Sharp was then playing more sax than guitar and took gigs as a bassist, eventually learning the viola and cello while experimenting with the synthesizer and various electronics along the way. Not satisfied with readily available instruments, Sharp created their own line of “Mutantum” guitars and other Frankenstein creations from salvaged guitars and, well, anything that worked.

“Constructed entirely from elements of the garbage can,” Sharp explains, the “violameriyah” is a mixture of a fiddle, a dulcimer and the sumsumiyah, a Bedouin instrument.

“I get some pretty amazing and indescribable sounds out of it,” he says.

Also note the “Arches H-Line”.

“I built it as a tribute to the great luthier and improviser Hans Reichel who was a friend and colleague,” he says. “The name is an anagram of his name. It’s more of a sound source – it’s not tuned to anything in western intonation. It might look like a zither or some weird Star Trek prop.

Work in progress: a vintage 1960s Japanese guitar body that would become one of the guitars in Sharp’s “Mutantum” line.Photo by Bob Krasner
Sharp’s workbenchPhoto by Bob Krasner
The toy guitar is meant to be rewired and used for a future projectPhoto by Bob Krasner
Sharp holding one of his creations, the ‘Arches H-Line’, built as a tribute to his friend and colleague Hans ReichelPhoto by Bob Krasner

Sharp, who is not one to sit still, is in the midst of a number of projects. In addition to releasing other people’s music on his label, zOaR Records, two books will join his previously released memoir “IrRational Music”: “Feedback,” about consciousness and sound, and “Sky Road Stories,” life stories on tour. He has just completed a formal composition entitled “Network” which includes a mixture of notation and abstract and open-ended instructions for 16 musicians.

Next comes a commission from the Multiple Joy(ce) Orchestra which will make its German debut in October. A third album with Helene Breschand as Chansons de Crepescule is nearing completion and a new project with frequent collaborator Eric Mingus, “Fourth Blood Moon”, is also in the works. The duo will perform at Rockwood Music Hall on October 6.

“The pandemic worked for me,” he admits. “I’m quite a compulsive workaholic. I find that each idea feeds another. My ideas come from reading or simply from walking.

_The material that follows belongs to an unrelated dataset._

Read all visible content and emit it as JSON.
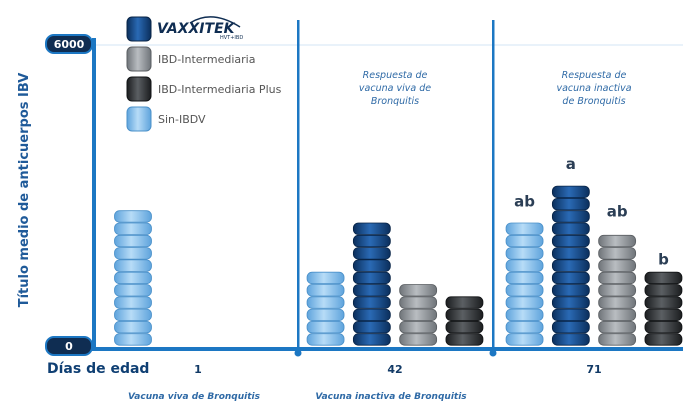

Often, while walking along the East River, I have formed the seeds of a composition.

These compositions can be the seed of ideas for his string quartets, which he considers probably his most difficult work, or the more accessible cds of Terraplane, which are a good starting point if you’re looking for old-school blues. played in a very modern way.

As for his approach to almost everything, Sharp is determined to throw the cards down and not just find new routes, but create his own.

“People worry too much about grades,” he muses, concluding. “Notes are just a certain narrow sound frame.”